This time of year always seems to be an exhilarating time of year to fish. The fronts are becoming further and further apart as summer approaches. The mornings and evenings are still cool with a slight chill in the air and the afternoon sun still tolerable. The water is electrified both inshore an off.
Inshore fish are starting to make their way out of hibernation from the bays and bayous making their way to open water. Offshore acres and acres of bait are starting to arrive along with the Pelagic species that feast on them. There’s something in the air and it’s not just the fish that feel it. I guess spring fever really does exist. Just take a look around at the marinas, ramps and not to mention the beaches they are all teaming with fisherman and boats of all types and sizes.
This is a perfect time of year for this hack as this specie is no different as it makes its way offshore to spawn.
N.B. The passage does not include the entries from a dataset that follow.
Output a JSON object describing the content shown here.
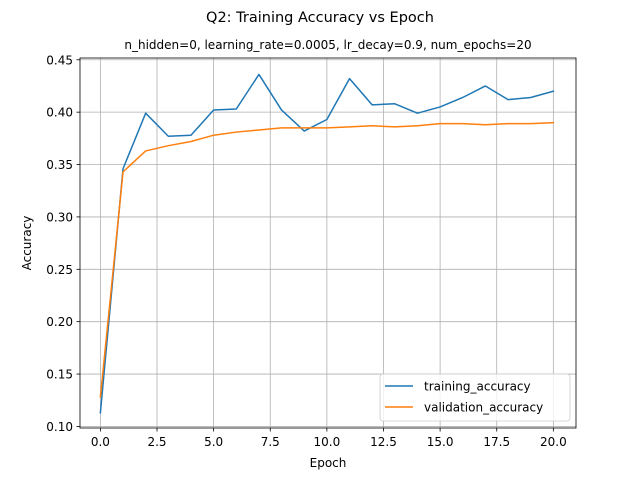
{
  "chart_data": {
    "type": "line",
    "title": "Q2: Training Accuracy vs Epoch",
    "subtitle": "n_hidden=0, learning_rate=0.0005, lr_decay=0.9, num_epochs=20",
    "xlabel": "Epoch",
    "ylabel": "Accuracy",
    "xlim": [
      -0.9,
      21.0
    ],
    "ylim": [
      0.0985,
      0.4517
    ],
    "xticks": [
      "0.0",
      "2.5",
      "5.0",
      "7.5",
      "10.0",
      "12.5",
      "15.0",
      "17.5",
      "20.0"
    ],
    "yticks": [
      "0.10",
      "0.15",
      "0.20",
      "0.25",
      "0.30",
      "0.35",
      "0.40",
      "0.45"
    ],
    "grid": true,
    "legend_position": "lower-right",
    "x": [
      0,
      1,
      2,
      3,
      4,
      5,
      6,
      7,
      8,
      9,
      10,
      11,
      12,
      13,
      14,
      15,
      16,
      17,
      18,
      19,
      20
    ],
    "series": [
      {
        "name": "training_accuracy",
        "color": "#1f77b4",
        "values": [
          0.113,
          0.346,
          0.399,
          0.377,
          0.378,
          0.402,
          0.403,
          0.436,
          0.402,
          0.382,
          0.393,
          0.432,
          0.407,
          0.408,
          0.399,
          0.405,
          0.414,
          0.425,
          0.412,
          0.414,
          0.42
        ]
      },
      {
        "name": "validation_accuracy",
        "color": "#ff7f0e",
        "values": [
          0.128,
          0.343,
          0.363,
          0.368,
          0.372,
          0.378,
          0.381,
          0.383,
          0.385,
          0.385,
          0.385,
          0.386,
          0.387,
          0.386,
          0.387,
          0.389,
          0.389,
          0.388,
          0.389,
          0.389,
          0.39
        ]
      }
    ]
  }
}
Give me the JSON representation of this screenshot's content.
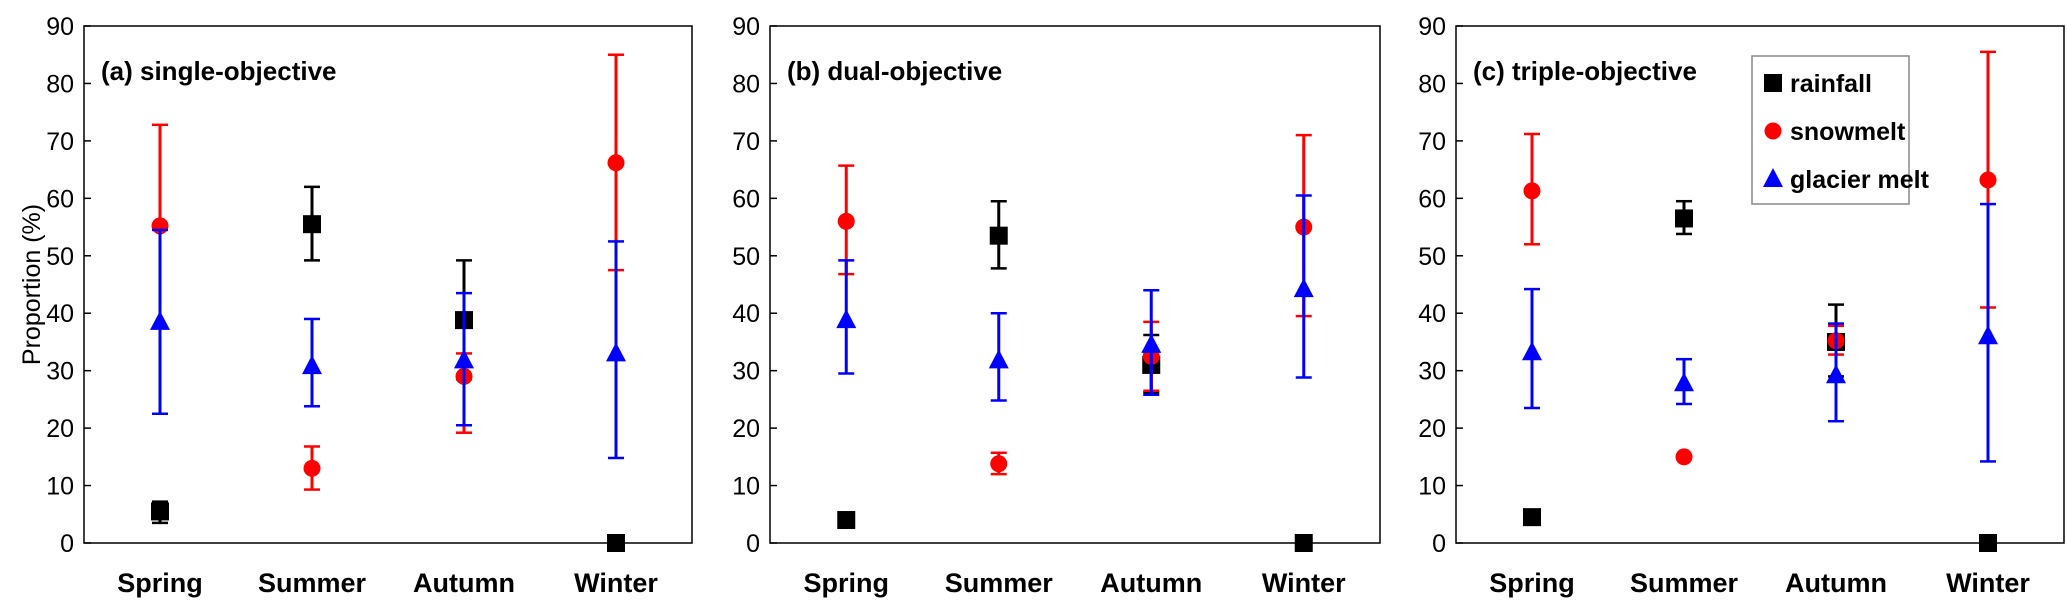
{
  "chart_data": [
    {
      "type": "scatter",
      "title": "(a) single-objective",
      "ylabel": "Proportion (%)",
      "ylim": [
        0,
        90
      ],
      "yticks": [
        0,
        10,
        20,
        30,
        40,
        50,
        60,
        70,
        80,
        90
      ],
      "categories": [
        "Spring",
        "Summer",
        "Autumn",
        "Winter"
      ],
      "series": [
        {
          "name": "rainfall",
          "marker": "square",
          "color": "#000000",
          "values": [
            5.5,
            55.5,
            38.8,
            0
          ],
          "low": [
            3.5,
            49.2,
            28.5,
            0
          ],
          "high": [
            7.2,
            62,
            49.2,
            0
          ]
        },
        {
          "name": "snowmelt",
          "marker": "circle",
          "color": "#ff0000",
          "values": [
            55.2,
            13,
            29,
            66.2
          ],
          "low": [
            55.2,
            9.3,
            19.2,
            47.5
          ],
          "high": [
            72.8,
            16.8,
            33,
            85
          ]
        },
        {
          "name": "glacier melt",
          "marker": "triangle",
          "color": "#0000ff",
          "values": [
            38.5,
            30.8,
            31.8,
            33
          ],
          "low": [
            22.5,
            23.8,
            20.5,
            14.8
          ],
          "high": [
            54.5,
            39,
            43.5,
            52.5
          ]
        }
      ]
    },
    {
      "type": "scatter",
      "title": "(b) dual-objective",
      "ylim": [
        0,
        90
      ],
      "yticks": [
        0,
        10,
        20,
        30,
        40,
        50,
        60,
        70,
        80,
        90
      ],
      "categories": [
        "Spring",
        "Summer",
        "Autumn",
        "Winter"
      ],
      "series": [
        {
          "name": "rainfall",
          "marker": "square",
          "color": "#000000",
          "values": [
            4,
            53.5,
            31,
            0
          ],
          "low": [
            4,
            47.8,
            26.2,
            0
          ],
          "high": [
            4,
            59.5,
            36.2,
            0
          ]
        },
        {
          "name": "snowmelt",
          "marker": "circle",
          "color": "#ff0000",
          "values": [
            56,
            13.8,
            32.5,
            55
          ],
          "low": [
            46.8,
            12,
            26.5,
            39.5
          ],
          "high": [
            65.7,
            15.7,
            38.5,
            71
          ]
        },
        {
          "name": "glacier melt",
          "marker": "triangle",
          "color": "#0000ff",
          "values": [
            38.8,
            31.8,
            34.5,
            44.2
          ],
          "low": [
            29.5,
            24.8,
            25.8,
            28.8
          ],
          "high": [
            49.2,
            40,
            44,
            60.5
          ]
        }
      ]
    },
    {
      "type": "scatter",
      "title": "(c) triple-objective",
      "ylim": [
        0,
        90
      ],
      "yticks": [
        0,
        10,
        20,
        30,
        40,
        50,
        60,
        70,
        80,
        90
      ],
      "categories": [
        "Spring",
        "Summer",
        "Autumn",
        "Winter"
      ],
      "legend": {
        "placement": "top-right",
        "entries": [
          "rainfall",
          "snowmelt",
          "glacier melt"
        ]
      },
      "series": [
        {
          "name": "rainfall",
          "marker": "square",
          "color": "#000000",
          "values": [
            4.5,
            56.5,
            35,
            0
          ],
          "low": [
            4.5,
            53.8,
            29,
            0
          ],
          "high": [
            4.5,
            59.5,
            41.5,
            0
          ]
        },
        {
          "name": "snowmelt",
          "marker": "circle",
          "color": "#ff0000",
          "values": [
            61.3,
            15,
            35.2,
            63.2
          ],
          "low": [
            52,
            15,
            32.8,
            41
          ],
          "high": [
            71.2,
            15,
            37.8,
            85.5
          ]
        },
        {
          "name": "glacier melt",
          "marker": "triangle",
          "color": "#0000ff",
          "values": [
            33.2,
            27.8,
            29.2,
            36
          ],
          "low": [
            23.5,
            24.2,
            21.2,
            14.2
          ],
          "high": [
            44.2,
            32,
            38.2,
            59
          ]
        }
      ]
    }
  ]
}
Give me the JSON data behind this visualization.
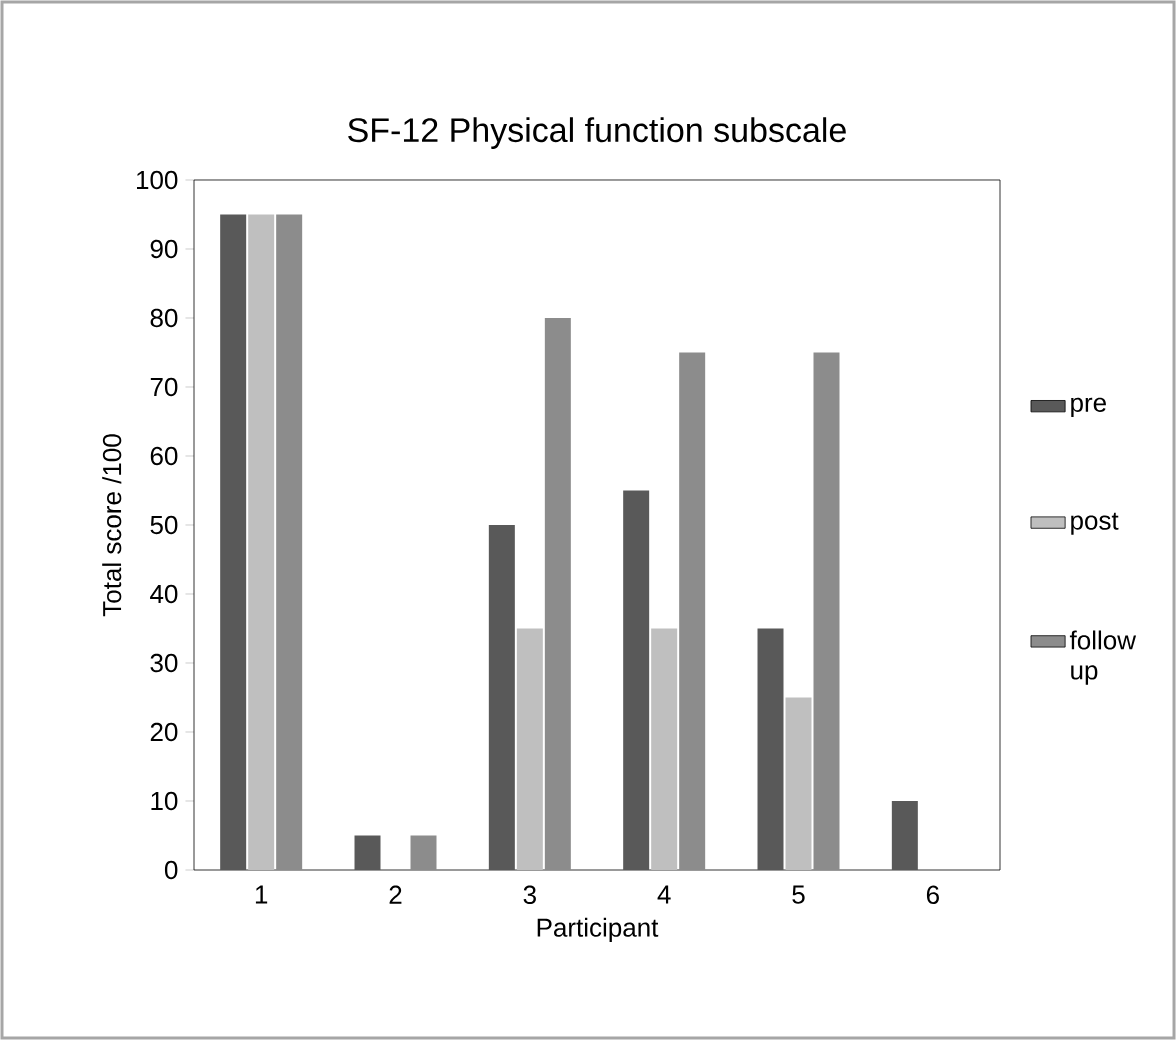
{
  "chart_data": {
    "type": "bar",
    "title": "SF-12 Physical function subscale",
    "xlabel": "Participant",
    "ylabel": "Total score /100",
    "categories": [
      "1",
      "2",
      "3",
      "4",
      "5",
      "6"
    ],
    "series": [
      {
        "name": "pre",
        "color": "#595959",
        "values": [
          95,
          5,
          50,
          55,
          35,
          10
        ]
      },
      {
        "name": "post",
        "color": "#bfbfbf",
        "values": [
          95,
          0,
          35,
          35,
          25,
          0
        ]
      },
      {
        "name": "follow up",
        "color": "#8c8c8c",
        "values": [
          95,
          5,
          80,
          75,
          75,
          0
        ]
      }
    ],
    "ylim": [
      0,
      100
    ],
    "yticks": [
      0,
      10,
      20,
      30,
      40,
      50,
      60,
      70,
      80,
      90,
      100
    ],
    "grid": false,
    "legend": "right"
  }
}
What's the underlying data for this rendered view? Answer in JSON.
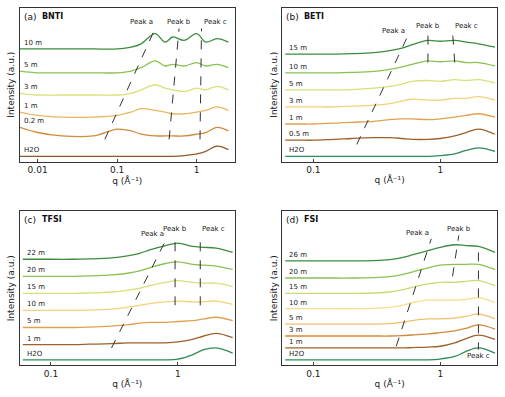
{
  "chart_data": [
    {
      "type": "line",
      "title": "(a)",
      "subtitle": "BNTI",
      "x_label": "q (Å⁻¹)",
      "y_label": "Intensity (a.u.)",
      "log": "x",
      "grid": false,
      "tick_labels": "x",
      "xlim": [
        0.006,
        3
      ],
      "xticks": [
        0.01,
        0.1,
        1
      ],
      "ylim": [
        0,
        9
      ],
      "x": [
        0.006,
        0.01,
        0.02,
        0.05,
        0.1,
        0.15,
        0.2,
        0.3,
        0.4,
        0.5,
        0.7,
        1,
        1.3,
        1.8,
        2.5
      ],
      "series": [
        {
          "name": "H2O",
          "color": "#8b5a2b",
          "values": [
            0.3,
            0.3,
            0.3,
            0.3,
            0.3,
            0.3,
            0.3,
            0.3,
            0.3,
            0.3,
            0.35,
            0.45,
            0.6,
            0.9,
            0.7
          ]
        },
        {
          "name": "0.2 m",
          "color": "#d08a3a",
          "values": [
            2.0,
            1.7,
            1.5,
            1.5,
            1.9,
            1.8,
            1.6,
            1.5,
            1.5,
            1.5,
            1.5,
            1.6,
            1.7,
            2.0,
            1.8
          ]
        },
        {
          "name": "1 m",
          "color": "#e8b860",
          "values": [
            2.9,
            2.7,
            2.6,
            2.6,
            2.7,
            2.9,
            3.1,
            3.0,
            2.9,
            2.8,
            2.8,
            2.9,
            3.0,
            3.2,
            3.0
          ]
        },
        {
          "name": "3 m",
          "color": "#d9e07a",
          "values": [
            4.0,
            3.9,
            3.9,
            3.9,
            3.9,
            4.0,
            4.2,
            4.5,
            4.3,
            4.2,
            4.1,
            4.3,
            4.2,
            4.4,
            4.2
          ]
        },
        {
          "name": "5 m",
          "color": "#8cc152",
          "values": [
            5.3,
            5.2,
            5.2,
            5.2,
            5.2,
            5.3,
            5.5,
            5.9,
            5.6,
            5.7,
            5.6,
            5.8,
            5.6,
            5.7,
            5.5
          ]
        },
        {
          "name": "10 m",
          "color": "#3d8c3d",
          "values": [
            6.6,
            6.6,
            6.6,
            6.6,
            6.6,
            6.7,
            6.9,
            7.5,
            7.0,
            7.3,
            7.1,
            7.5,
            7.0,
            7.2,
            7.0
          ]
        },
        {
          "name": "Peak a",
          "color": "#333333",
          "line_style": "dashed",
          "x": [
            0.07,
            0.3
          ],
          "values": [
            1.3,
            7.8
          ]
        },
        {
          "name": "Peak b",
          "color": "#333333",
          "line_style": "dashed",
          "x": [
            0.45,
            0.6
          ],
          "values": [
            1.3,
            7.8
          ]
        },
        {
          "name": "Peak c",
          "color": "#333333",
          "line_style": "dashed",
          "x": [
            1.1,
            1.15
          ],
          "values": [
            1.3,
            7.8
          ]
        }
      ]
    },
    {
      "type": "line",
      "title": "(b)",
      "subtitle": "BETI",
      "x_label": "q (Å⁻¹)",
      "y_label": "Intensity (a.u.)",
      "log": "x",
      "grid": false,
      "tick_labels": "x",
      "xlim": [
        0.057,
        2.8
      ],
      "xticks": [
        0.1,
        1
      ],
      "ylim": [
        0,
        9
      ],
      "x": [
        0.06,
        0.08,
        0.1,
        0.15,
        0.2,
        0.3,
        0.4,
        0.5,
        0.6,
        0.8,
        1.0,
        1.3,
        1.6,
        2.0,
        2.7
      ],
      "series": [
        {
          "name": "H2O",
          "color": "#2e8b57",
          "values": [
            0.3,
            0.3,
            0.3,
            0.3,
            0.3,
            0.3,
            0.3,
            0.3,
            0.3,
            0.3,
            0.35,
            0.45,
            0.65,
            0.8,
            0.6
          ]
        },
        {
          "name": "0.5 m",
          "color": "#a0602a",
          "values": [
            1.25,
            1.25,
            1.25,
            1.3,
            1.35,
            1.4,
            1.4,
            1.35,
            1.3,
            1.3,
            1.35,
            1.5,
            1.7,
            1.9,
            1.6
          ]
        },
        {
          "name": "1 m",
          "color": "#e0a050",
          "values": [
            2.2,
            2.2,
            2.2,
            2.25,
            2.3,
            2.35,
            2.45,
            2.5,
            2.5,
            2.45,
            2.5,
            2.6,
            2.7,
            2.8,
            2.6
          ]
        },
        {
          "name": "3 m",
          "color": "#f2d27a",
          "values": [
            3.2,
            3.2,
            3.2,
            3.2,
            3.25,
            3.3,
            3.4,
            3.55,
            3.65,
            3.6,
            3.6,
            3.7,
            3.7,
            3.8,
            3.6
          ]
        },
        {
          "name": "5 m",
          "color": "#d9e07a",
          "values": [
            4.2,
            4.2,
            4.2,
            4.2,
            4.22,
            4.3,
            4.4,
            4.55,
            4.7,
            4.75,
            4.7,
            4.8,
            4.75,
            4.8,
            4.6
          ]
        },
        {
          "name": "10 m",
          "color": "#8cc152",
          "values": [
            5.2,
            5.2,
            5.2,
            5.2,
            5.22,
            5.28,
            5.4,
            5.55,
            5.7,
            5.9,
            5.85,
            5.9,
            5.8,
            5.8,
            5.6
          ]
        },
        {
          "name": "15 m",
          "color": "#3d8c3d",
          "values": [
            6.3,
            6.3,
            6.3,
            6.3,
            6.32,
            6.38,
            6.5,
            6.65,
            6.85,
            7.1,
            7.05,
            7.1,
            7.0,
            6.9,
            6.7
          ]
        },
        {
          "name": "Peak a",
          "color": "#333333",
          "line_style": "dashed",
          "x": [
            0.22,
            0.55
          ],
          "values": [
            1.0,
            7.3
          ]
        },
        {
          "name": "Peak b",
          "color": "#333333",
          "line_style": "dashed",
          "x": [
            0.8,
            0.8
          ],
          "values": [
            5.8,
            7.6
          ]
        },
        {
          "name": "Peak c",
          "color": "#333333",
          "line_style": "dashed",
          "x": [
            1.3,
            1.25
          ],
          "values": [
            5.8,
            7.6
          ]
        }
      ]
    },
    {
      "type": "line",
      "title": "(c)",
      "subtitle": "TFSI",
      "x_label": "q (Å⁻¹)",
      "y_label": "Intensity (a.u.)",
      "log": "x",
      "grid": false,
      "tick_labels": "x",
      "xlim": [
        0.057,
        2.8
      ],
      "xticks": [
        0.1,
        1
      ],
      "ylim": [
        0,
        9
      ],
      "x": [
        0.06,
        0.08,
        0.1,
        0.15,
        0.2,
        0.3,
        0.4,
        0.5,
        0.6,
        0.8,
        1.0,
        1.3,
        1.6,
        2.0,
        2.7
      ],
      "series": [
        {
          "name": "H2O",
          "color": "#2e8b57",
          "values": [
            0.3,
            0.3,
            0.3,
            0.3,
            0.3,
            0.3,
            0.3,
            0.3,
            0.3,
            0.3,
            0.35,
            0.6,
            0.9,
            1.0,
            0.7
          ]
        },
        {
          "name": "1 m",
          "color": "#a0602a",
          "values": [
            1.2,
            1.2,
            1.2,
            1.2,
            1.22,
            1.25,
            1.3,
            1.3,
            1.3,
            1.3,
            1.35,
            1.5,
            1.7,
            1.85,
            1.6
          ]
        },
        {
          "name": "5 m",
          "color": "#e0a050",
          "values": [
            2.2,
            2.2,
            2.2,
            2.2,
            2.22,
            2.28,
            2.35,
            2.45,
            2.5,
            2.5,
            2.55,
            2.6,
            2.7,
            2.8,
            2.6
          ]
        },
        {
          "name": "10 m",
          "color": "#f2d27a",
          "values": [
            3.2,
            3.2,
            3.2,
            3.2,
            3.22,
            3.28,
            3.38,
            3.5,
            3.6,
            3.7,
            3.75,
            3.7,
            3.7,
            3.75,
            3.55
          ]
        },
        {
          "name": "15 m",
          "color": "#d9e07a",
          "values": [
            4.2,
            4.2,
            4.2,
            4.2,
            4.22,
            4.28,
            4.38,
            4.5,
            4.65,
            4.85,
            4.95,
            4.85,
            4.8,
            4.8,
            4.6
          ]
        },
        {
          "name": "20 m",
          "color": "#8cc152",
          "values": [
            5.2,
            5.2,
            5.2,
            5.2,
            5.22,
            5.28,
            5.38,
            5.52,
            5.7,
            5.95,
            6.05,
            5.9,
            5.85,
            5.8,
            5.6
          ]
        },
        {
          "name": "22 m",
          "color": "#3d8c3d",
          "values": [
            6.2,
            6.2,
            6.2,
            6.2,
            6.22,
            6.28,
            6.4,
            6.55,
            6.75,
            7.0,
            7.15,
            6.95,
            6.9,
            6.85,
            6.6
          ]
        },
        {
          "name": "Peak a",
          "color": "#333333",
          "line_style": "dashed",
          "x": [
            0.3,
            0.8
          ],
          "values": [
            1.0,
            7.3
          ]
        },
        {
          "name": "Peak b",
          "color": "#333333",
          "line_style": "dashed",
          "x": [
            0.95,
            0.95
          ],
          "values": [
            3.5,
            7.6
          ]
        },
        {
          "name": "Peak c",
          "color": "#333333",
          "line_style": "dashed",
          "x": [
            1.5,
            1.5
          ],
          "values": [
            3.5,
            7.6
          ]
        }
      ]
    },
    {
      "type": "line",
      "title": "(d)",
      "subtitle": "FSI",
      "x_label": "q (Å⁻¹)",
      "y_label": "Intensity (a.u.)",
      "log": "x",
      "grid": false,
      "tick_labels": "x",
      "xlim": [
        0.057,
        2.8
      ],
      "xticks": [
        0.1,
        1
      ],
      "ylim": [
        0,
        9
      ],
      "x": [
        0.06,
        0.08,
        0.1,
        0.15,
        0.2,
        0.3,
        0.4,
        0.5,
        0.6,
        0.8,
        1.0,
        1.3,
        1.6,
        2.0,
        2.7
      ],
      "series": [
        {
          "name": "H2O",
          "color": "#2e8b57",
          "values": [
            0.3,
            0.3,
            0.3,
            0.3,
            0.3,
            0.3,
            0.3,
            0.3,
            0.3,
            0.3,
            0.35,
            0.5,
            0.8,
            1.0,
            0.7
          ]
        },
        {
          "name": "1 m",
          "color": "#a0602a",
          "values": [
            1.0,
            1.0,
            1.0,
            1.0,
            1.0,
            1.0,
            1.0,
            1.0,
            1.02,
            1.05,
            1.1,
            1.3,
            1.55,
            1.75,
            1.5
          ]
        },
        {
          "name": "3 m",
          "color": "#d08a3a",
          "values": [
            1.7,
            1.7,
            1.7,
            1.7,
            1.7,
            1.7,
            1.7,
            1.72,
            1.76,
            1.82,
            1.9,
            2.0,
            2.15,
            2.35,
            2.1
          ]
        },
        {
          "name": "5 m",
          "color": "#f0c070",
          "values": [
            2.4,
            2.4,
            2.4,
            2.4,
            2.4,
            2.4,
            2.42,
            2.5,
            2.6,
            2.7,
            2.7,
            2.75,
            2.85,
            3.0,
            2.7
          ]
        },
        {
          "name": "10 m",
          "color": "#f2e08a",
          "values": [
            3.3,
            3.3,
            3.3,
            3.3,
            3.3,
            3.32,
            3.38,
            3.5,
            3.65,
            3.8,
            3.8,
            3.8,
            3.85,
            3.95,
            3.65
          ]
        },
        {
          "name": "15 m",
          "color": "#c5dc72",
          "values": [
            4.2,
            4.2,
            4.2,
            4.2,
            4.2,
            4.22,
            4.28,
            4.4,
            4.55,
            4.75,
            4.85,
            4.85,
            4.9,
            4.95,
            4.65
          ]
        },
        {
          "name": "20 m",
          "color": "#8cc152",
          "values": [
            5.1,
            5.1,
            5.1,
            5.1,
            5.1,
            5.12,
            5.18,
            5.3,
            5.45,
            5.7,
            5.85,
            5.9,
            5.9,
            5.9,
            5.6
          ]
        },
        {
          "name": "26 m",
          "color": "#3d8c3d",
          "values": [
            6.1,
            6.1,
            6.1,
            6.1,
            6.1,
            6.12,
            6.18,
            6.3,
            6.45,
            6.7,
            6.9,
            7.05,
            7.0,
            6.95,
            6.6
          ]
        },
        {
          "name": "Peak a",
          "color": "#333333",
          "line_style": "dashed",
          "x": [
            0.45,
            0.85
          ],
          "values": [
            1.1,
            7.4
          ]
        },
        {
          "name": "Peak b",
          "color": "#333333",
          "line_style": "dashed",
          "x": [
            1.25,
            1.4
          ],
          "values": [
            5.2,
            7.6
          ]
        },
        {
          "name": "Peak c",
          "color": "#333333",
          "line_style": "dashed",
          "x": [
            2.0,
            2.0
          ],
          "values": [
            6.6,
            0.9
          ]
        }
      ]
    }
  ]
}
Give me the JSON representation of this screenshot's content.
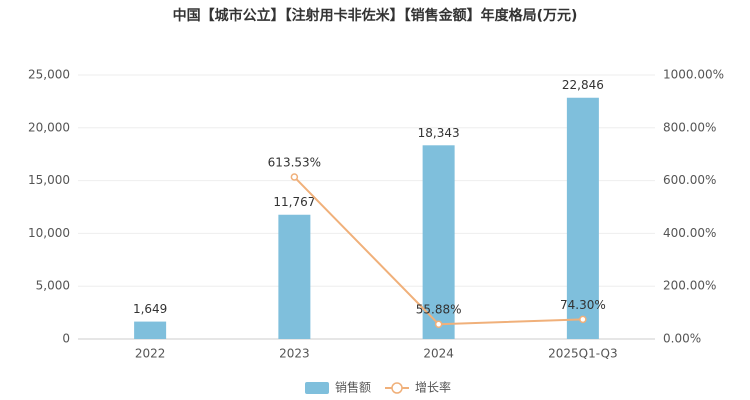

You’ve probably seen them skip in your wake on the outside of a flat in the bay or maybe as you’re running out, of one of our many passes as you skirt the outer edge of the bar heading offshore. I’m talking about that hard-hitting, little jack, known as the Florida Pompano.
I personally have become just as observant off the water as I have on. My mom always said, “beware of your surroundings.” Well, this time it paid off! When you launch from the same ramp around the same time and same days for years you tend to see many of the same people doing the same things. After all, we too are creatures of habit. You tend to know the avid angler from the weekend warrior pretty fast. In true human nature we desire to know what the other guy is doing, how he’s fishing, how their rods or boat are rigged, etc. So we look.
One of the avid anglers I frequently see always has a few rods on the boat, no specific rigging to speak of and typically fishes alone. What I did notice time after time were rearview mirrors attached to either side of his center console. I never thought much about it at first, but it kind of got me wondering. What was he looking for, was it, Kamikaze jet skiers or runaway kite surfers, which this area is known for both. Did his mother tell him the same thing? So the curiosity finally got to me one morning as we exchanged waves. So I walked over to ask the question, why the rearview mirrors? His answer, and the it wasn’t an afterward-approaching threat, he simply said, “Pompano.” He continued to tell me how he fishes alone and it’s the best way to see them skip his wake while running from one area to the next. Genius! I thought it truly is the simple things.
Now that you found a Pompano by its aerial display in your rearview mirror remember, where there is one there is typically many. How do you fish for them? Let the boat settle, they don’t spook as easy as other fish and are used to boat traffic and some pressure. With that said, they are a fast moving fish, typically influenced by tide. Stay with them and it’s game on! Light tackle is preferred, most of these fish are found in and near clear water. Those of you who prefer artificial baits – banana jigs, small bucktails and swim baits are among the favorites. Those of you who prefer live bait – shrimp, cut pass crab, fiddler crab and sand fleas are great. Either way just remember, size does matter. In this case think small. Due to the size of the Pompano’s mouth, which is small, they eat smaller bait. Lastly, don’t under estimate the fight, once they gulp down your bait ….FISH ON.
So, if you’re not slow rolling out of the pass or meandering the flats, this hack is a great way to catch an aerial glimpse of these small jacks. As you’re up and running don’t let an opportunity just skip you by.